Вообще-то по сравнению с двумя волкодавами хаски не казалась опасным зверем, несмотря на преувеличенные зубы. Дымов живо представил себе не картинку, а настоящую собаку за спиной – это показалось ему неприятным, захотелось оглянуться, но он удержался. Маленькие, неестественно высоко и близко посаженные глазки, не мигая, глядели из зеркала, и от этого навязчивого взгляда начала болеть голова. Впрочем, от ночных посиделок за монитором у Дымова всегда болела голова… И от кофе на ночь тоже.

Он зевнул и вернулся к реферату, заставляя себя думать о науке культурологии. Хаски продолжала смотреть из зеркала не мигая, наглая и уверенная в своей значительности. Подумалось, что она терпелива и спешить ей некуда.
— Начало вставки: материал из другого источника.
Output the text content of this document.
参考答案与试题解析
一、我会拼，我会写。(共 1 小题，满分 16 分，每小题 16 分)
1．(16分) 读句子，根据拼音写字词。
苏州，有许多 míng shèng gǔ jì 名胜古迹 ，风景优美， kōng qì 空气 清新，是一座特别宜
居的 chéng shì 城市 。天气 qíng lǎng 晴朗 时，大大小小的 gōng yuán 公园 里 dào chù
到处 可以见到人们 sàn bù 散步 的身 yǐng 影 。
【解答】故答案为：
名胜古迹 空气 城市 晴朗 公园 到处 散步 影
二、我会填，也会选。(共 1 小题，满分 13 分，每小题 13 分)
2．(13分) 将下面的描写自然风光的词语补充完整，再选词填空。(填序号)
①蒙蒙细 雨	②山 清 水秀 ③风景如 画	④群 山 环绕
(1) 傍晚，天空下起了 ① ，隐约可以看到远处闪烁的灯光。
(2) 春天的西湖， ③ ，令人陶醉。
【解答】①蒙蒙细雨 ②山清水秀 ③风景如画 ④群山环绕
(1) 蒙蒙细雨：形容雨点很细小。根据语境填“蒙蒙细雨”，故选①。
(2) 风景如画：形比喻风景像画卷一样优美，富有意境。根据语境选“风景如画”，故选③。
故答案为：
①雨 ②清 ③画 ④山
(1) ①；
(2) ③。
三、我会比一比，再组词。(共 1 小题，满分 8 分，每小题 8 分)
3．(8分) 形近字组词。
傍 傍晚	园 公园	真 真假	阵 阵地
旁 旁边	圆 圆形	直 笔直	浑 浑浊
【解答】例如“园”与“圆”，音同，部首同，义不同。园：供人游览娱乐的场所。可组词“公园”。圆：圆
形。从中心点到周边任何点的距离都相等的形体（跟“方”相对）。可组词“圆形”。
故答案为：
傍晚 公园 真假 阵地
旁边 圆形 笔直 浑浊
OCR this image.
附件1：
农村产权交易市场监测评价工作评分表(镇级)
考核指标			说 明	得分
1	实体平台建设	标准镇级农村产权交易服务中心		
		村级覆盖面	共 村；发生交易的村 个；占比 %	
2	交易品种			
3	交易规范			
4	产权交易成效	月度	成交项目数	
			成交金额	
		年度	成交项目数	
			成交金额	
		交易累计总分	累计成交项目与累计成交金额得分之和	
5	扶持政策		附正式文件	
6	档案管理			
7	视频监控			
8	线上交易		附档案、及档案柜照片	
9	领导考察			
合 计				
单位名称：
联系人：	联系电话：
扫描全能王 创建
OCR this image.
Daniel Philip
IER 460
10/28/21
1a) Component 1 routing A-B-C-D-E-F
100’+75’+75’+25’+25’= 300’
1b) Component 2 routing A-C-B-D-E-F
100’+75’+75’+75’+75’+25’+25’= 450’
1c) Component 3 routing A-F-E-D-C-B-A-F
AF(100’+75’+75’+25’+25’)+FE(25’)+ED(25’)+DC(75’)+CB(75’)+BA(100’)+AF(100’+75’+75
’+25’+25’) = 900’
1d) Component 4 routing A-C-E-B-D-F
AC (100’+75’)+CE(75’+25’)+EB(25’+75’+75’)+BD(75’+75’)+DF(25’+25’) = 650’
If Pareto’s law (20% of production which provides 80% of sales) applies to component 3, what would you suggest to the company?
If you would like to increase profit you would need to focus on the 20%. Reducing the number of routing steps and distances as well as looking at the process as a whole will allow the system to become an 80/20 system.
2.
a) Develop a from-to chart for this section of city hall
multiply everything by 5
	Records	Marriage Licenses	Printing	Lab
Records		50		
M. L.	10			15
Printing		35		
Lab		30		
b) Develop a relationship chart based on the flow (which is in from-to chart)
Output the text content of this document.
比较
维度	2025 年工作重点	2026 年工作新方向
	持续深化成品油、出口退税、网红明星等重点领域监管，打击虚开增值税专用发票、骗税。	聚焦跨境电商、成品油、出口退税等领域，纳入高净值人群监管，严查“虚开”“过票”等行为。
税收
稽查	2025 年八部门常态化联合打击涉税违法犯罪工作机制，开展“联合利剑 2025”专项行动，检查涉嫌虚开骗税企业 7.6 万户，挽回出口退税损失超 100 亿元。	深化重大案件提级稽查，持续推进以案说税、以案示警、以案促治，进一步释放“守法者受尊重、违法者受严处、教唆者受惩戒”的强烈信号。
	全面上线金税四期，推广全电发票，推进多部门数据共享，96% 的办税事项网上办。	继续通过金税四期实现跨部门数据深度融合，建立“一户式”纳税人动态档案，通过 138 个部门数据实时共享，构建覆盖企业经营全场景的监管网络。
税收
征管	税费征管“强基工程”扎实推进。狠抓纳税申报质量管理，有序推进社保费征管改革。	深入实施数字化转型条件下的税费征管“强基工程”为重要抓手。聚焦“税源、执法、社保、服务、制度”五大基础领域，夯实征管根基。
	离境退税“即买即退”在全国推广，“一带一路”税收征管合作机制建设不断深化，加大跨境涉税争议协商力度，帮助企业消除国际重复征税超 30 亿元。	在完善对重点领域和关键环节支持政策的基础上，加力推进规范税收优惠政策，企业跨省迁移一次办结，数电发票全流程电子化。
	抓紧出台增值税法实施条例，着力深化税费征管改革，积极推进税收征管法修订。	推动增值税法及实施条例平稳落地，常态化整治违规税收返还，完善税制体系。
Не меньше часа Дымов вчитывался в умные бессодержательные слова готовых рефератов, тщетно стараясь понять, что же этими словами сказано. Нарисованная собака мешала сосредоточиться. Он намеренно не поднимал глаз, но и боковым зрением ловил пронзительный плотоядный взгляд. И смотрела собака не только в лицо, но и в спину. Боль поднималась в голову от позвоночника, стучалась в затылок и давила на глаза изнутри.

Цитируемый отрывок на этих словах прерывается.